Elimden geldiği ölçüde ulusal ve yerel haberleri takip etmeye gayret gösteririm. Haberleri okurken zaman zaman okuyucu yorumlarını da şöyle bir gözden geçiririm. Bazen bu yorumları inanılmaz keyif alarak okur, gülme krizlerine girer, bazen de kişi haklarına saldıran ayarsız yorumlarla üzülürüm. Aslında düşünen bir varlık olan her insan iyi bir yorumcu iyi bir eleştirmen olabilir. Ancak eleştiri kültürümüzün olmayışı bu duruma engel olmaktadır. Eleştirilmek ise pek çok kimsenin hoşuna gitmez.

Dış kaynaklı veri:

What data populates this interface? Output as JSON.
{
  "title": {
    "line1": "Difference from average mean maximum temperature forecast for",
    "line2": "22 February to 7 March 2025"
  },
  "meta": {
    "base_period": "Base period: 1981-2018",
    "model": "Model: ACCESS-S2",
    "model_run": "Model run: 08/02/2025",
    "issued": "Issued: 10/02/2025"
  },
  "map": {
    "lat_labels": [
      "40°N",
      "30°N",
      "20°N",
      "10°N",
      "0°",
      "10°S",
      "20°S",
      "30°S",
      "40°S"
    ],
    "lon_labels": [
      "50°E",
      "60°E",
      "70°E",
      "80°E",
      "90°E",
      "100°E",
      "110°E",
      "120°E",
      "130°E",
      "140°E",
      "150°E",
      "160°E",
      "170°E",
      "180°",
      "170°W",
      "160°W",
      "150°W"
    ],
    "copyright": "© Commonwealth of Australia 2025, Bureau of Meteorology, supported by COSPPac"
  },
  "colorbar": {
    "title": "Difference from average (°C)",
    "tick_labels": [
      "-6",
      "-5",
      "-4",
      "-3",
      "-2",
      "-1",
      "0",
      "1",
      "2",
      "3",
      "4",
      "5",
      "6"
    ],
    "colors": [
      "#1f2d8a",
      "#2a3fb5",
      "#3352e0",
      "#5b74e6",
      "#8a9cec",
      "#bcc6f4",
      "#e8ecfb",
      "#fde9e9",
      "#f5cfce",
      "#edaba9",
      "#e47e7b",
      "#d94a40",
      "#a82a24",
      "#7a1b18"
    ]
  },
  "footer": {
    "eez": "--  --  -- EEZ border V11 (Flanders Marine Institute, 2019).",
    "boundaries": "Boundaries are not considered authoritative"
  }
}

Gerçi hoşnutsuzluğun altındaki asıl neden, eleştiri yaparken kullanılan üslup ve dildir.
 
Bizim garip bir eleştiri kültürümüz vardır. Aslında eleştiri temel felsefesi itibariyle yapıcı ve düzenleyicidir. Olması gereken budur. Ne yazık ki bizdeki eleştiri felsefesi yapıcı olmaktan öte genellikle yıkıcıdır. Yorumcular eleştiri yaparken genellikle takma mahlas kullanmaktadırlar. Ne de olsa bizi kimse tanıyamaz, bulamaz düşüncesiyle bazen yaptıkları eleştirilerde dozu kaçırabilmektedirler. İstediği gibi vurma veya kırma hakkına sahip oldukları kanısına kapılabilmektedirler.
 
Peki, nedir eleştiri ve nasıl olmalıdır?
Bu sorunun en doğru cevabı Yüce Kitabımız Kur’an-ı Kerim’de verilmiştir. ALLAH C.C. Hucurât, 49/6 ayette şöyle buyurmuştur: “Ey iman edenler! Eğer fâsıkın biri size bir haber getirirse onu iyice araştırın. Aksi takdirde bilmeden bir topluluğa zarar verirsiniz de yaptığınıza pişman olursunuz.”Ayeti okuyunca, eleştiri yaparken dikkat edilmesi gereken önemli hususların bize gösterildiğini görebilirsiniz.
 
Bir şeyi eleştirmek için önce o konuyu veya olayı iyi anlamamız gerekir. Bir insanı eleştirirken, hangi inançta, hangi düşüncede veya görüşte olursa onun da bazı duyguları olduğunu bilmek gerekir. Yapılan eleştirileri ve yorumların, muhatap alınan kimsenin arkadaşları, dostları veya ailesi tarafından da okunacağı unutmamalıdır. Çarpıtılmış sözler, asılsız iddialar ve yanlış anlaşılmalar nedeniyle yapılan eleştirilerde karşımızdaki kişiyle beraber, onun çevresindeki diğer insanlara da zarar verebileceğimizin hesabını yapmalıyız. Aksi takdirde oluşabilecek basit bir olumsuzluk istenmeyen sonuçlara neden olabilir. Hem bu dünya da hem ahrette bunun sorumlusu olacağımız gerçeğini göz ardı etmemeliyiz.
 
Bu açıklamalarımdan sonra hiç tanımadığım ve görmediğim fakat son zamanlarda Çorum’la ilgili yapılan çoğu haberin altında Ahmet ÖZ ismiyle yaptığı yorumlarla dikkatimi çeken bir okurdan, Sayın Ahmet ÖZ’ den bahsetmek isterim. Ahmet ÖZ gerçek ismimi bilemiyorum. Belki de takma adı. Yaptığı yorumlarla memleket ve millet sevdalısı olduğunu fazlasıyla hissettiriyor. Yaşının 45 üzerinde olduğunu tahmin ediyorum. Çünkü bazı yorumlarda eskilerden örnekler vererek açıklamalar yapıyor.. Belli ki geçmiş hafızası çok iyi. Bir iki yorumu dışında yaptığı yorumlarda kullandığı üslubu, vurguları, bakış açısının derinliği, dikkat çekmeye çalıştığı noktalar açısından bilgi birikimiyle, entelektüel anlamda da kendini geliştirmiş bir insan olduğunu belli eden bir okur. Gündemi de yakından takip ediyor. Ne yalan söyleyeyim yaptığı yorumlar, kimi yazılarıma da ilham kaynağı oldu.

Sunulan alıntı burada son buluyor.